Date on Master's Thesis/Doctoral Dissertation

5-2021

Document Type

Doctoral Dissertation

Degree Name

Ph. D.

Department

Microbiology and Immunology

Degree Program

Microbiology and Immunology, PhD

Committee Chair

Yan, Jun

Committee Co-Chair (if applicable)

Egilmez, Nejat

Committee Member

Egilmez, Nejat

Committee Member

Bodduluri, Haribabu

Committee Member

Jala, Venkatakrishna

Author's Keywords

Trained immunity; pancreatic cancer; immunotherapy; beta glucan; innate immunity; myeloid

Abstract

Despite the success of immunotherapy in many types of cancer, pancreatic adenocarcinoma (PDAC) has yet to benefit. Innate immune cells are critical to antitumor immunosurveillance and recent studies have revealed that these populations possess a form of memory, termed trained innate immunity, which occurs through transcriptomic, epigenetic, and metabolic reprograming. Though trained innate immunity has mostly been investigated in the context of infection, the induction of trained innate immunity could also protect against tumors, and specifically pancreatic tumors.
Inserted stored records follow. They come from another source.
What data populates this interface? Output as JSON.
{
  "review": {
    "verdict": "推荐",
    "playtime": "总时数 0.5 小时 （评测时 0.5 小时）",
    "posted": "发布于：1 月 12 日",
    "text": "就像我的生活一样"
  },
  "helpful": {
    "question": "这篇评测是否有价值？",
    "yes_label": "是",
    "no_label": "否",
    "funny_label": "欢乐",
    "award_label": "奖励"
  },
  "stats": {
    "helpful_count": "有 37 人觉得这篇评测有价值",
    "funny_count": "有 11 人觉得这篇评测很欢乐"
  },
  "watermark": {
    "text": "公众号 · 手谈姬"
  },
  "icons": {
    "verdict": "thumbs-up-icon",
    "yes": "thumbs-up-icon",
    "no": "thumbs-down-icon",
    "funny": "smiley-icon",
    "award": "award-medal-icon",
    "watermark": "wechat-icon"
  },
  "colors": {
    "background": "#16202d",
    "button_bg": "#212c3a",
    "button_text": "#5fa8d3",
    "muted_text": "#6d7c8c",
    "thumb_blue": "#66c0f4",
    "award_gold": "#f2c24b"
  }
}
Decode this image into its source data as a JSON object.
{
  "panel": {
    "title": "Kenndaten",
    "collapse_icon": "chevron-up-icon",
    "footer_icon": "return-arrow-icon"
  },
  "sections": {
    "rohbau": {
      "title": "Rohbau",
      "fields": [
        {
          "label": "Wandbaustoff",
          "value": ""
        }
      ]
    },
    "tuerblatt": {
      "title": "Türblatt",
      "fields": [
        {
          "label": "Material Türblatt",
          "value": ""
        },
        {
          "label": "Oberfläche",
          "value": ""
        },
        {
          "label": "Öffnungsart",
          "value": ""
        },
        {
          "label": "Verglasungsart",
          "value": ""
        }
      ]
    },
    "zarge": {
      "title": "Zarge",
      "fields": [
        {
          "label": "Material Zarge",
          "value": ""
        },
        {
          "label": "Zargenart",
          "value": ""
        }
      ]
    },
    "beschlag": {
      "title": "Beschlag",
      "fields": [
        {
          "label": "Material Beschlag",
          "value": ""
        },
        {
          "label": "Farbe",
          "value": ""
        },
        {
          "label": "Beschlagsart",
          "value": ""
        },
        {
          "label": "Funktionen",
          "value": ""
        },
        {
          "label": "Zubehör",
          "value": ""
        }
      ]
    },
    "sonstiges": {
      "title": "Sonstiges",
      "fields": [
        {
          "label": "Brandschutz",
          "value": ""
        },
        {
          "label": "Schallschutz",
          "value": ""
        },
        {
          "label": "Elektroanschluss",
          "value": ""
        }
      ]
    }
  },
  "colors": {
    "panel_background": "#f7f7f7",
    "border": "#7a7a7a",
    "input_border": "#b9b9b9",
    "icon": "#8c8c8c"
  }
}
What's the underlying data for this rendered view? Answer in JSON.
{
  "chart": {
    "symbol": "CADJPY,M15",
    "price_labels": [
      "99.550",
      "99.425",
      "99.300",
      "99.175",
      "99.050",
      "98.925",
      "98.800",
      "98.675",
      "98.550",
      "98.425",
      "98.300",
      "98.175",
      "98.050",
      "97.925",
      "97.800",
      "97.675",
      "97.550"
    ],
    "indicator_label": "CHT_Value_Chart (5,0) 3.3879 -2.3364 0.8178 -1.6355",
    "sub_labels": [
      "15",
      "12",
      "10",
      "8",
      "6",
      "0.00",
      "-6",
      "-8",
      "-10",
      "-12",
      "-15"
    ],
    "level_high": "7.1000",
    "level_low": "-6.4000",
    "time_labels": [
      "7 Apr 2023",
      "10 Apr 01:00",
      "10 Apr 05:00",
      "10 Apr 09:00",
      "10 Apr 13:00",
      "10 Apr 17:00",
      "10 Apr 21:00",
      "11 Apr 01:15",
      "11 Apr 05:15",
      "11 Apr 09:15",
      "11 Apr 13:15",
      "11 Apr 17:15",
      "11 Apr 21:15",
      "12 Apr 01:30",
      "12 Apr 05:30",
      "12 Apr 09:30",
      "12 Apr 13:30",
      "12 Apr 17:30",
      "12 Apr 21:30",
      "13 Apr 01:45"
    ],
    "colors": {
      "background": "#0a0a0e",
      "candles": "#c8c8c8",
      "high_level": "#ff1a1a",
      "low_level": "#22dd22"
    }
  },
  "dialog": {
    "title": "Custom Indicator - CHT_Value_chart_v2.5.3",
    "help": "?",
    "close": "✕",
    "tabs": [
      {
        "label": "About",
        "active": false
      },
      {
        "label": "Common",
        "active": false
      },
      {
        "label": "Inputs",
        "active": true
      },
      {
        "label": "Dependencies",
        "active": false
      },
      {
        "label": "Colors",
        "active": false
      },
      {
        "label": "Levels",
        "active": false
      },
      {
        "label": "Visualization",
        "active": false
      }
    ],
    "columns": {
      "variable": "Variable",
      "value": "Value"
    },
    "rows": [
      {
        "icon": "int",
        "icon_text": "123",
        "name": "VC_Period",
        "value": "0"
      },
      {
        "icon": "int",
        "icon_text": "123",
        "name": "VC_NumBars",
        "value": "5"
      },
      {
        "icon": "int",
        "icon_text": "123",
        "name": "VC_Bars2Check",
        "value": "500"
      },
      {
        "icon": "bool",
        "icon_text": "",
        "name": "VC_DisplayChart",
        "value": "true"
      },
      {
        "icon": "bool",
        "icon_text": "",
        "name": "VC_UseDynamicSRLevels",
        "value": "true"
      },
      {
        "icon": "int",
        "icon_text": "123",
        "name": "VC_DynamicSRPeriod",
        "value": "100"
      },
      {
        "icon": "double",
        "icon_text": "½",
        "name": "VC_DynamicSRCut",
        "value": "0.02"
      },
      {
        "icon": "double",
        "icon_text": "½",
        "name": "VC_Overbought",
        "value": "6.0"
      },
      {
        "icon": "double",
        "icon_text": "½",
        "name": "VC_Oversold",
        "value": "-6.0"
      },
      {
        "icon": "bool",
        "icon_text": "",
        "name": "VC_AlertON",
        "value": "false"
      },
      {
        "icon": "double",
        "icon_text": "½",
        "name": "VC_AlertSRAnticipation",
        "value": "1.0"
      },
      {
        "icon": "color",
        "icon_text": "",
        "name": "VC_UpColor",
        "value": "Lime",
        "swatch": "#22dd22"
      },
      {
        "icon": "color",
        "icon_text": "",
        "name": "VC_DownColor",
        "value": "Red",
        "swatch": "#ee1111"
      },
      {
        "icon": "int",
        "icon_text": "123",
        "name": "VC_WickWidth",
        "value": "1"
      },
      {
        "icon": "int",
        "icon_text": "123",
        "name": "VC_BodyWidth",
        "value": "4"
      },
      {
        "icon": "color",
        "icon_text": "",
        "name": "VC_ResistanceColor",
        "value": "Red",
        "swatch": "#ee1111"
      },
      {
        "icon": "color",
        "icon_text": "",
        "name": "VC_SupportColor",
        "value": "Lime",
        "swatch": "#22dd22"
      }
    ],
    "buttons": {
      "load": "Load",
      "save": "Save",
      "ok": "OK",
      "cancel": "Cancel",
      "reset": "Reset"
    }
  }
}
Here, we demonstrate that yeast-derived particulate β-glucan, a known inducer of trained immunity, traffics to the pancreas following IP administration. This causes a CCR2-dependent influx of newly characterized monocytes/macrophages to the pancreas which display features of trained immunity. These trained cells can be activated upon exposure to tumor cells and tumor-derived factors, and show enhanced phagocytosis and ROS-mediated cytotoxicity against pancreatic tumors. In orthotopic models of pancreatic cancer, mice trained with β-glucan show reduced tumor burden and prolonged survival which is further enhanced when combined with anti-PD-L1 immunotherapy. Cumulatively, these findings not only add novel characterization to the dynamic mechanisms, scope and localization of peripheral trained immunity, but also identify a direct application of trained immunity to cancer that can be utilized directly within the pancreas to reprogram the immunologically cold tumor microenvironment of PDAC.